Of course, we might surmise that Dairyland properly sent the notice of cancellation to Goodpaster, whereby he was not covered by insurance under state law, and thus he was guilty of a successful mail fraud. However, it was the prosecutor's duty to prove beyond a reasonable doubt that the defendant defrauded or attempted to defraud the insurance company out of the payments, and here the prosecution introduced not even a scintilla of evidence on this element of the crime. See In re Winship, 397 U.S. 358, 364, 90 S.Ct. 1068, 1072, 25 L.Ed.2d 368 (1970). If Goodpaster had been entitled to payment of his claim in a civil proceeding, surely we can set no lower standard of proof in his criminal case.

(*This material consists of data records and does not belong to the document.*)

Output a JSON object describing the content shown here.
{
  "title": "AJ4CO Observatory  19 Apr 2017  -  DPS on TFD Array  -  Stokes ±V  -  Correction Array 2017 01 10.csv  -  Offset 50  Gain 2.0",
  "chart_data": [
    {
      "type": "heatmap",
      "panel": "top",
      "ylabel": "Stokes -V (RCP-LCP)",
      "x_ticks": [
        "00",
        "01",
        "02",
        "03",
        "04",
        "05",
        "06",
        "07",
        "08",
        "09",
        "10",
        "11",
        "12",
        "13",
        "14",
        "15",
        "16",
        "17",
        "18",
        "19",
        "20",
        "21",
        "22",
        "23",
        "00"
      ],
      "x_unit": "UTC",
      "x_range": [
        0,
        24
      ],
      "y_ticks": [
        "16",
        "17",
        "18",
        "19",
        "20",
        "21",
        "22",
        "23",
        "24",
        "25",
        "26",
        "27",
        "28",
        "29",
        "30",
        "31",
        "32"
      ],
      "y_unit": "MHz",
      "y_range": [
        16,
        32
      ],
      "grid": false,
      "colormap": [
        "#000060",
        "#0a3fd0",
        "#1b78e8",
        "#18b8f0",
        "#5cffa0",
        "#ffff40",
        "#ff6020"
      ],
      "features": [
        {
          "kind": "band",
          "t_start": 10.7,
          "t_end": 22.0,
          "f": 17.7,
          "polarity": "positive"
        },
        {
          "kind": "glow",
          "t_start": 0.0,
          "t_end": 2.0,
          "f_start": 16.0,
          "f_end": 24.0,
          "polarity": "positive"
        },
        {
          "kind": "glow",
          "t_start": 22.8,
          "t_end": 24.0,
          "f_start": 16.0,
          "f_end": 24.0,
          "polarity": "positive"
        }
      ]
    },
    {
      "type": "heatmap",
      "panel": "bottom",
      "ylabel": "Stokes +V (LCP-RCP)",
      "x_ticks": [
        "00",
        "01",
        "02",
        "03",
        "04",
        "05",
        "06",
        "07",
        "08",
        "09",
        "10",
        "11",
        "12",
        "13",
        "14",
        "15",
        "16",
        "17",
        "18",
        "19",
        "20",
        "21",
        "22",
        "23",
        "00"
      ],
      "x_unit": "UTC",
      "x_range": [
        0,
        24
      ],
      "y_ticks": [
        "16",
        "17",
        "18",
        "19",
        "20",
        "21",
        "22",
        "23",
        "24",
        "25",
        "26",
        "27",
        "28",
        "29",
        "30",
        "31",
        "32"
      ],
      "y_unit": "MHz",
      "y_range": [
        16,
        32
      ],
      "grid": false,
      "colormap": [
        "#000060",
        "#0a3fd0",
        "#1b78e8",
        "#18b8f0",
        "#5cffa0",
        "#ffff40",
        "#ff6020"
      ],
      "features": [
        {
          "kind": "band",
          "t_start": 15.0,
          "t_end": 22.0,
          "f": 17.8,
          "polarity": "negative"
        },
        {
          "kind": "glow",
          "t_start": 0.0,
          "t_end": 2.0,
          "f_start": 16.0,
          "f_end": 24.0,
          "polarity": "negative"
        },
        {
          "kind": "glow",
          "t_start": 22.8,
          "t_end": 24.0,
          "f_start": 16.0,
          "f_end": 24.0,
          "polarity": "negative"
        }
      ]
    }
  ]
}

The probable fact that Goodpaster was, by law, covered by insurance shows the sorry role of the Dairyland Insurance Company throughout these proceedings. Dairyland paid the original claim, then discovered Goodpaster's falsification of the time of the accident from the hospital records. In knowing or unknowing violation of section 304.20-040, which is part of the Kentucky Insurance Code, Dairyland then represented to Goodpaster that his claim was not covered by insurance and persuaded him to enter an agreement to repay the amount they paid out on his claim. It was only after Goodpaster was unable to make these payments, because of crop failure and hospital bills, that Dairyland approached the Federal Bureau of Investigation and sought Goodpaster's prosecution for mail fraud. In short, the FBI and the office of the United States Attorney have effectively lent their services as a collection agency to collect a disputed sum to which the defendant may in fact have been entitled, and in my opinion it does not redound to their, or to Dairyland's, credit.
The district judge refused to order Goodpaster to repay the insurance payments, saying Dairyland must bring a separate action for repayment. When Dairyland brings such an action, it will undoubtedly rely on Goodpaster's agreement as an enforceable accord and satisfaction. If in fact Goodpaster's insurance was still in effect because of Dairyland's failure to comply with section 304.20-040, then I do not believe the agreement is an enforceable accord and satisfaction. Goodpaster was an acknowledged illiterate with little legal knowledge, while Dairyland is a member of a highly regulated industry trying to avoid responsibility for its dereliction. In such a case, the agreement should be unenforceable as an unconscionable contract. See, e.g., Restatement (Second) of Contracts § 208 (1981).
I express no opinion on whether the actions of Dairyland — disseminating false statements of the law on its insurance policies and invoking those statements and the aid of federal law enforcement personnel to obtain repayment of insurance proceeds from an illiterate client who was entitled to those proceeds — may be an appropriate basis for a mail fraud prosecution.